Exhibit 1: A 10-Year Snapshot of the US Labour Market 


Source: FactSet, as of 8/5/2023. Private employees on nonfarm payrolls and unemployment rate, monthly, May 2013 – April 2023.

Exhibit 2: A 10-Year Snapshot of the Canadian Labour Market 


Source: FactSet, as of 8/5/2023. Total employment and unemployment rate, monthly, May 2013 – April 2023.

We think healthy job markets are a positive, but they are a positive that derives from economic conditions. Said another way, jobs trail economic growth, so the labour market won’t indicate where the economy is going, in our view. In our experience, hiring costs significant time and money, so a company tends to add headcount when it makes business sense to do so (i.e., firms have maxed output and need more workers to meet customer demand). Tied to this, we have found the time and cost it takes for workers to ramp up also means companies typically won’t reduce headcount unless necessary. Accordingly, unemployment tends to rise well after an economic downturn begins. (Exhibits 3 – 4) 

We think April hiring in America and Canada confirms past economic growth, but it doesn’t—and can’t—say recession (a broad-based decline in economic activity) is off the table. As Exhibits 3 and 4 illustrate, low unemployment preceded every recession.
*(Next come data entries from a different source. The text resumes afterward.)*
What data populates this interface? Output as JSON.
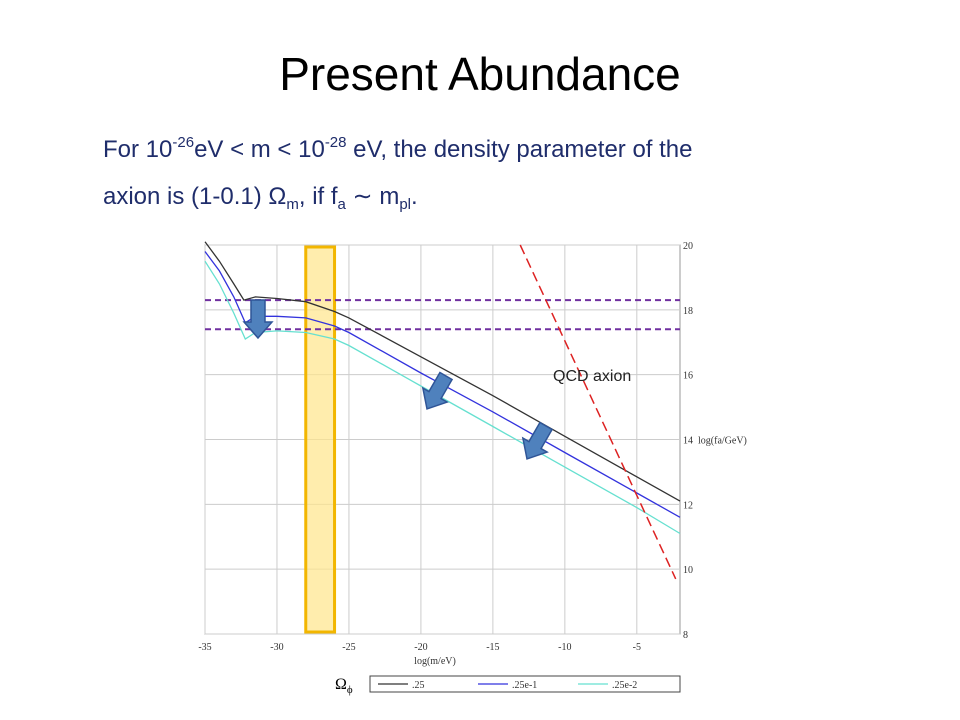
{
  "slide": {
    "title": "Present Abundance",
    "text_lines": [
      [
        "For 10",
        "-26",
        "eV < m < 10",
        "-28",
        " eV, the density parameter of the"
      ],
      [
        "axion is (1-0.1) ",
        "Ω",
        "m",
        ", if f",
        "a",
        " ∼ m",
        "pl",
        "."
      ]
    ]
  },
  "chart_data": {
    "type": "line",
    "x_label": "log(m/eV)",
    "y_label": "log(fa/GeV)",
    "annotation": "QCD axion",
    "legend_title": [
      "Ω",
      "ϕ"
    ],
    "xlim": [
      -35,
      -2
    ],
    "ylim": [
      8,
      20
    ],
    "xticks": [
      -35,
      -30,
      -25,
      -20,
      -15,
      -10,
      -5
    ],
    "yticks": [
      8,
      10,
      12,
      14,
      16,
      18,
      20
    ],
    "grid": true,
    "reference_lines": [
      18.3,
      17.4
    ],
    "highlight_x": [
      -28,
      -26
    ],
    "series": [
      {
        "name": ".25",
        "color": "#333333",
        "x": [
          -35,
          -34,
          -33,
          -32.3,
          -31.5,
          -30,
          -28,
          -26,
          -25,
          -20,
          -15,
          -10,
          -5,
          -2
        ],
        "values": [
          20.1,
          19.5,
          18.8,
          18.3,
          18.4,
          18.35,
          18.25,
          17.95,
          17.75,
          16.55,
          15.35,
          14.1,
          12.85,
          12.1
        ]
      },
      {
        "name": ".25e-1",
        "color": "#3333dd",
        "x": [
          -35,
          -34,
          -33,
          -32.2,
          -31.5,
          -30,
          -28,
          -26,
          -25,
          -20,
          -15,
          -10,
          -5,
          -2
        ],
        "values": [
          19.8,
          19.2,
          18.4,
          17.6,
          17.8,
          17.8,
          17.75,
          17.5,
          17.3,
          16.05,
          14.85,
          13.6,
          12.35,
          11.6
        ]
      },
      {
        "name": ".25e-2",
        "color": "#66e0d0",
        "x": [
          -35,
          -34,
          -33,
          -32.2,
          -31.5,
          -30,
          -28,
          -26,
          -25,
          -20,
          -15,
          -10,
          -5,
          -2
        ],
        "values": [
          19.5,
          18.8,
          17.9,
          17.1,
          17.3,
          17.35,
          17.3,
          17.1,
          16.9,
          15.65,
          14.4,
          13.15,
          11.9,
          11.1
        ]
      }
    ],
    "qcd_line": {
      "color": "#dd2222",
      "x": [
        -13.1,
        -2.3
      ],
      "values": [
        20,
        9.7
      ]
    }
  }
}
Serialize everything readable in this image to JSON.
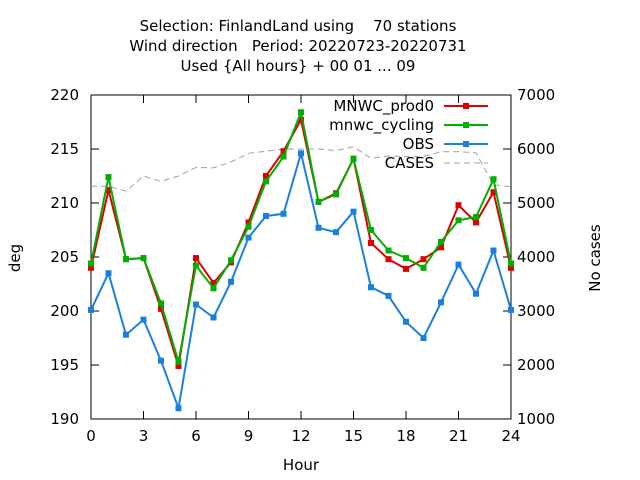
{
  "chart_data": {
    "type": "line",
    "title_lines": [
      "Selection: FinlandLand using    70 stations",
      "Wind direction   Period: 20220723-20220731",
      "Used {All hours} + 00 01 ... 09"
    ],
    "xlabel": "Hour",
    "ylabel": "deg",
    "y2label": "No cases",
    "xlim": [
      0,
      24
    ],
    "ylim": [
      190,
      220
    ],
    "y2lim": [
      1000,
      7000
    ],
    "xticks": [
      0,
      3,
      6,
      9,
      12,
      15,
      18,
      21,
      24
    ],
    "yticks": [
      190,
      195,
      200,
      205,
      210,
      215,
      220
    ],
    "y2ticks": [
      1000,
      2000,
      3000,
      4000,
      5000,
      6000,
      7000
    ],
    "grid": false,
    "legend_position": "top-right",
    "x": [
      0,
      1,
      2,
      3,
      4,
      5,
      6,
      7,
      8,
      9,
      10,
      11,
      12,
      13,
      14,
      15,
      16,
      17,
      18,
      19,
      20,
      21,
      22,
      23,
      24
    ],
    "series": [
      {
        "name": "MNWC_prod0",
        "axis": "left",
        "color": "#e00000",
        "marker": "square",
        "values": [
          204.0,
          211.2,
          204.8,
          204.9,
          200.2,
          194.9,
          204.9,
          202.6,
          204.5,
          208.2,
          212.5,
          214.8,
          217.7,
          210.1,
          210.9,
          214.1,
          206.3,
          204.8,
          203.9,
          204.8,
          205.9,
          209.8,
          208.2,
          211.0,
          204.0
        ]
      },
      {
        "name": "mnwc_cycling",
        "axis": "left",
        "color": "#00b000",
        "marker": "square",
        "values": [
          204.4,
          212.4,
          204.8,
          204.9,
          200.7,
          195.3,
          204.2,
          202.1,
          204.7,
          207.8,
          212.0,
          214.3,
          218.4,
          210.1,
          210.8,
          214.1,
          207.5,
          205.6,
          204.9,
          204.0,
          206.4,
          208.4,
          208.7,
          212.2,
          204.4
        ]
      },
      {
        "name": "OBS",
        "axis": "left",
        "color": "#1a80e0",
        "marker": "square",
        "values": [
          200.1,
          203.5,
          197.8,
          199.2,
          195.4,
          191.0,
          200.6,
          199.4,
          202.7,
          206.8,
          208.8,
          209.0,
          214.6,
          207.7,
          207.3,
          209.2,
          202.2,
          201.4,
          199.0,
          197.5,
          200.8,
          204.3,
          201.6,
          205.6,
          200.1
        ]
      },
      {
        "name": "CASES",
        "axis": "right",
        "color": "#a0a0a0",
        "marker": "none",
        "dashed": true,
        "values": [
          5310,
          5310,
          5220,
          5500,
          5400,
          5500,
          5660,
          5650,
          5760,
          5920,
          5960,
          6000,
          6000,
          6000,
          5970,
          6040,
          5830,
          5870,
          5860,
          5860,
          5950,
          5950,
          5930,
          5340,
          5300
        ]
      }
    ]
  }
}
It didn’t forestall a downturn.

Exhibit 3: US Unemployment Rate, January 1990 – April 2023


Source: FactSet and National Bureau of Economic Research, as of 8/5/2023. Recession dating from the National Bureau of Economic Research.

Exhibit 4: Canadian Unemployment Rate, January 1990 – April 2023


Source: FactSet and C.D. Howe Institute, as of 8/5/2023. Recession dating from the C.D. Howe Institute Business Cycle Council.

We have seen experts in America and Canada speculate about how strong jobs data may influence monetary policy, especially since wages in both countries keep rising.[vi] Based on our review of some monetary policy officials’ comments, a common concern is that businesses will pass higher labour costs to customers, keeping inflation elevated—and necessitating further interest rate hikes. But in our view, the critical error in this wage-price spiral theory—as we have seen play out in Japan—is that wage growth follows inflation, not the other way around.

Moreover, monetary policy officials’ actions aren’t predictable according to our research. Entering the year, we noticed plenty of expressed concerns in North America that ongoing rate hikes would weigh on the economy and markets. Then March’s US regional bank scare prompted experts we follow to update their views, with many now anticipating a pause in rate increases. As we wrote last week, maybe that happens—but maybe they keep hiking, too. Consider, too, America’s Labor Department will release its May jobs report before the US Federal Reserve’s next meeting in mid-June. How will those figures influence the Federal Open Market Committee, which makes US monetary policy decisions? Canada won’t have another jobs report before the Bank of Canada’s 7 June meeting, but April inflation comes out next week—and who knows how the latest consumer price data will impact the Governing Council (the Bank of Canada’s policy-making body)?

Rather than getting into the weeds about the potential trickle-down effects of April labour data, we suggest keeping it simple: The latest jobs numbers confirm some past economic growth. We see no need to dig for deeper meaning than that. 

[i] Source: FactSet, as of 8/5/2023.

[ii] Source: FactSet, as of 11/5/2023. Statement based on the US and Canada’s percentage of the MSCI World Index market capitalisation (a measure of company size calculated by multiplying shares outstanding and current share price), as of 11/5/2023. Whilst America comprises the lion’s share (67.7%), Canada’s 3.4% ranks 5th of the MSCI World’s 23 country constituents.

[iii] See note i.

[iv] Ibid.

[v] Ibid.

[vi] Source: Bureau of Labor Statistics and Statistics Canada, as of 8/5/2023.